MACARONI GRILL'S PASTA MILANO RECIPE - (4.1/5)



Macaroni Grill's Pasta Milano Recipe - (4.1/5) image

Provided by á-15395

Number Of Ingredients 13

SAUCE:
6 ounces butter
18 ounces grilled chicken, sliced
12 ounces sun-dried tomatoes
12 ounces mushrooms, sliced
6 tablespoons finely grated parmesan cheese
36 ounces roasted garlic cream sauce - recipe below
36 ounces bow tie pasta
2 cups heavy cream
2 tablespoons chopped garlic
Dash salt & pepper
1 teaspoons beef base or 1 beef bouillon cube
1 tablespoon butter

Steps:

  • Make the sauce, directions are below.
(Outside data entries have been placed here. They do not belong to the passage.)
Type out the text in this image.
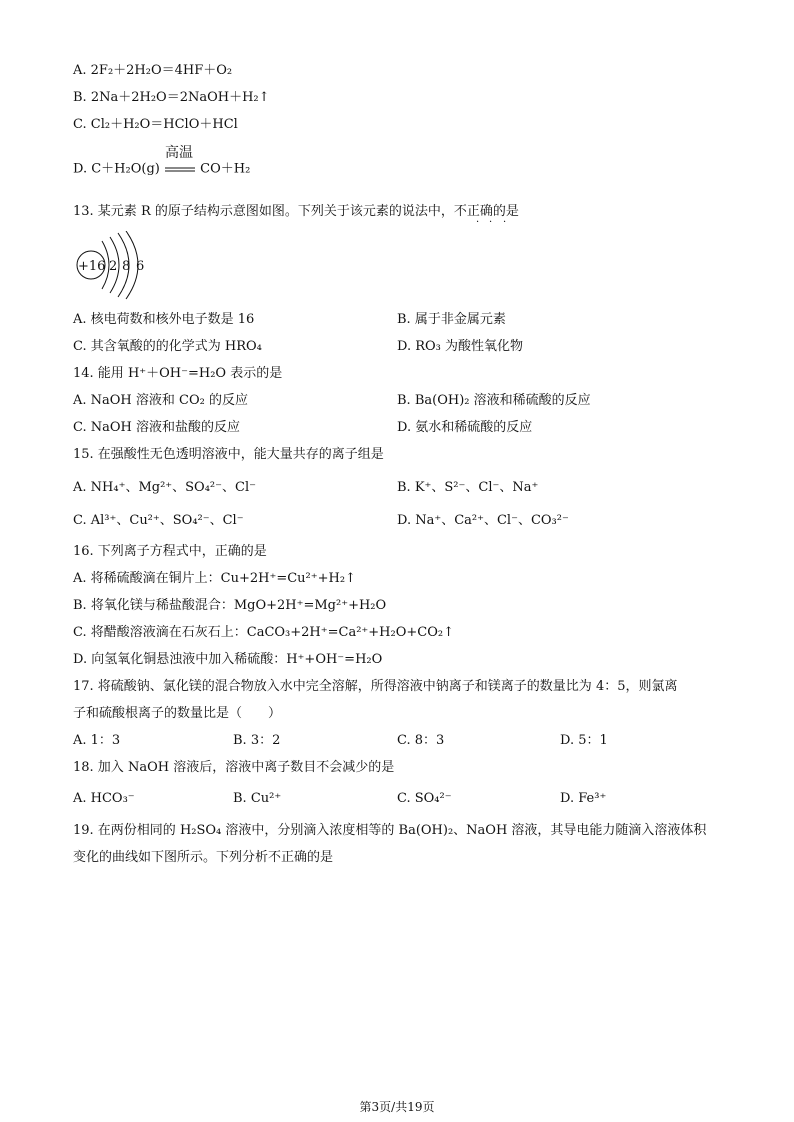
A. 2F₂＋2H₂O＝4HF＋O₂
B. 2Na＋2H₂O＝2NaOH＋H₂↑
C. Cl₂＋H₂O＝HClO＋HCl
D. C＋H₂O(g)
高温
CO＋H₂
13. 某元素 R 的原子结构示意图如图。下列关于该元素的说法中，不正确的是
· · ·
+16 2 8 6
A. 核电荷数和核外电子数是 16	B. 属于非金属元素
C. 其含氧酸的的化学式为 HRO₄	D. RO₃ 为酸性氧化物
14. 能用 H⁺＋OH⁻=H₂O 表示的是
A. NaOH 溶液和 CO₂ 的反应	B. Ba(OH)₂ 溶液和稀硫酸的反应
C. NaOH 溶液和盐酸的反应	D. 氨水和稀硫酸的反应
15. 在强酸性无色透明溶液中，能大量共存的离子组是
A. NH₄⁺、Mg²⁺、SO₄²⁻、Cl⁻	B. K⁺、S²⁻、Cl⁻、Na⁺
C. Al³⁺、Cu²⁺、SO₄²⁻、Cl⁻	D. Na⁺、Ca²⁺、Cl⁻、CO₃²⁻
16. 下列离子方程式中，正确的是
A. 将稀硫酸滴在铜片上：Cu+2H⁺=Cu²⁺+H₂↑
B. 将氧化镁与稀盐酸混合：MgO+2H⁺=Mg²⁺+H₂O
C. 将醋酸溶液滴在石灰石上：CaCO₃+2H⁺=Ca²⁺+H₂O+CO₂↑
D. 向氢氧化铜悬浊液中加入稀硫酸：H⁺+OH⁻=H₂O
17. 将硫酸钠、氯化镁的混合物放入水中完全溶解，所得溶液中钠离子和镁离子的数量比为 4：5，则氯离
子和硫酸根离子的数量比是（　　）
A. 1：3	B. 3：2	C. 8：3	D. 5：1
18. 加入 NaOH 溶液后，溶液中离子数目不会减少的是
A. HCO₃⁻	B. Cu²⁺	C. SO₄²⁻	D. Fe³⁺
19. 在两份相同的 H₂SO₄ 溶液中，分别滴入浓度相等的 Ba(OH)₂、NaOH 溶液，其导电能力随滴入溶液体积
变化的曲线如下图所示。下列分析不正确的是
第3页/共19页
Cook the pasta as directed on package. Sauté butter and mushrooms for about 30 seconds. Add the roasted garlic cream sauce and Parmesan; heat thoroughly. Drain pasta. Add pasta to the sauté pan and mix well. Add the sliced and cooked chicken, and the chopped sun-dried tomatoes. Garnish with Parmesan cheese. Serve and enjoy. SAUCE: In a small saucepan, sauté garlic in a small amount of butter until soft but not brown, about a minute. Add the heavy cream, bring to a simmer. Add the salt and pepper to taste. Let the sauce simmer, reduce and become thicker, about 10 minutes.